Hope's Query
"Are you real?"
I feel as though I have finally heard her voice as it is (as it was?), clearly. A compiled whisper more than words strictly spoken, this question did not enter my perception in such simple terms, but as an oft' repeated question seemingly originally sparked from within me "How can I be certain that anyone else is real?" While the question has been examined, its reply structured ad nauseam, then put to bed unsolved, and considered perhaps to be unsolvable many a time, this time a suggestion was added, in tiny Hope's voice. "What if I were asking the same thing?" A swift sharp spike of emotional pain accompanies this; hers or mine I am uncertain, but what is certain is that this is certainly new. My protector instinct wells to the surface; I will not sit idly by and let her tear herself apart along these paths, as I have, not when she is asking for my help seemingly as clearly as she might be able. I find myself reimaging the question as something that must be answered, for her sake. So it is formed, my daughter asking if I am real and, more truly, how she can be certain.
It takes less than a minute- years by logic alone, moments by logic in love. There is truly a divine beauty to childlike simplicity. I drop to a knee in front of the mirror, meeting her gaze. "What is your favorite memory of us?" She lights up. "Trick or treating!" I smile, "Aww, when I first came by on the page, daring to knock." She nods happily, for a moment unshouldering this weight. "How do you remember it?"
I listen as she recalls the night, detailed, embellished, biased, beautifully in every case.

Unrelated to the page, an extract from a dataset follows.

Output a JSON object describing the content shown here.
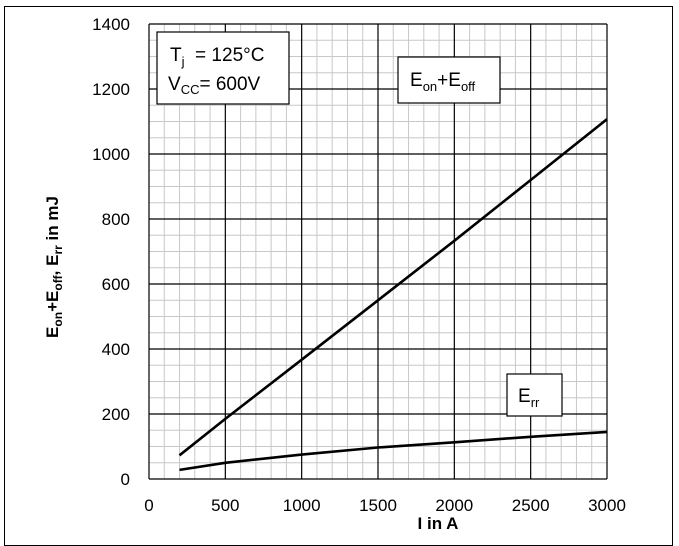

When she finishes, I ask "And do you remember the look on my face when you asked me your question just now?" She nods, more somberly. "Now draw this concept of memory as close as you can to right now. To the point where you are nearly remembering the very moment as you are experiencing it." I see her scrunch her face, frustrated or focused it is hard to tell, but willing and able to try, nonetheless. "What was the last word I said before this question?" She puts her finger to her chin and looks up "Experiencing!" "Excellent! So, at a minimum, you have an image of me in your memory, right?" "Right!" "And this memory is the shore of your experience, an experience you accept as real, and a shore that you have just walked to the beach of, effectively." She nods again, her eyes drifting into memories, I would bet of our beach related adventures.
"So, at a minimum, the image that you have of me, in your mind, is real to you." "Yeah!" "I have walked this path at length on my own, and I would be happy to walk it any distance with you, as there are many intriguing and inspiring nuanced questions along it. Frankly though, I would prefer not to see you walk it as I have, alone, for I could not say that the return was worth the price. Besides, why walk alone what we could walk together?"

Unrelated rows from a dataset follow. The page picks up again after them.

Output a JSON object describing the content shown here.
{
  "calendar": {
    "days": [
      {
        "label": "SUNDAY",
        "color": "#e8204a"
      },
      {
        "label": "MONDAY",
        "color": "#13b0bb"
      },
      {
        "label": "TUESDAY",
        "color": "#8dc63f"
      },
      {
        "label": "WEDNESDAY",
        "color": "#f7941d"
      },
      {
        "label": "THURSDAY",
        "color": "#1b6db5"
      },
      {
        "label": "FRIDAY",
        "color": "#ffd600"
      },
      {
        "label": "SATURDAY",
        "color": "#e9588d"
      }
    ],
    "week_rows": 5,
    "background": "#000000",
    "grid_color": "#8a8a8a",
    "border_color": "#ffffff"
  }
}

I feel a tear forming, but not from behind my green eyes. Her eyes betray her momentarily, and then she springs forward, giving me a tiny big hug. "You are not alone." I recognize her voice, perhaps more deeply than logic alone could explain, as I feel my own memory begin to branch from the linear path that I have taken to arrive here; it is the voice of Hope. Still, despite this unorthodox shift in size, I hold her tight until she pulls away. We now kneel together, full grown Hope and I, on bathroom floor, with mirror between us removed, sun still reflecting behind clouds, off the gentle ocean waves, beside us on the beach. I smile warmly at her. It is immaterial to me if this story must continue to repeat as it has, or if this scene might shift, flying off the page tomorrow. Hope is real to me, and I persist. We stand, and she brushes the sand off her knees. A silence looms for a moment of unknown duration before she smirks and simply says "Play."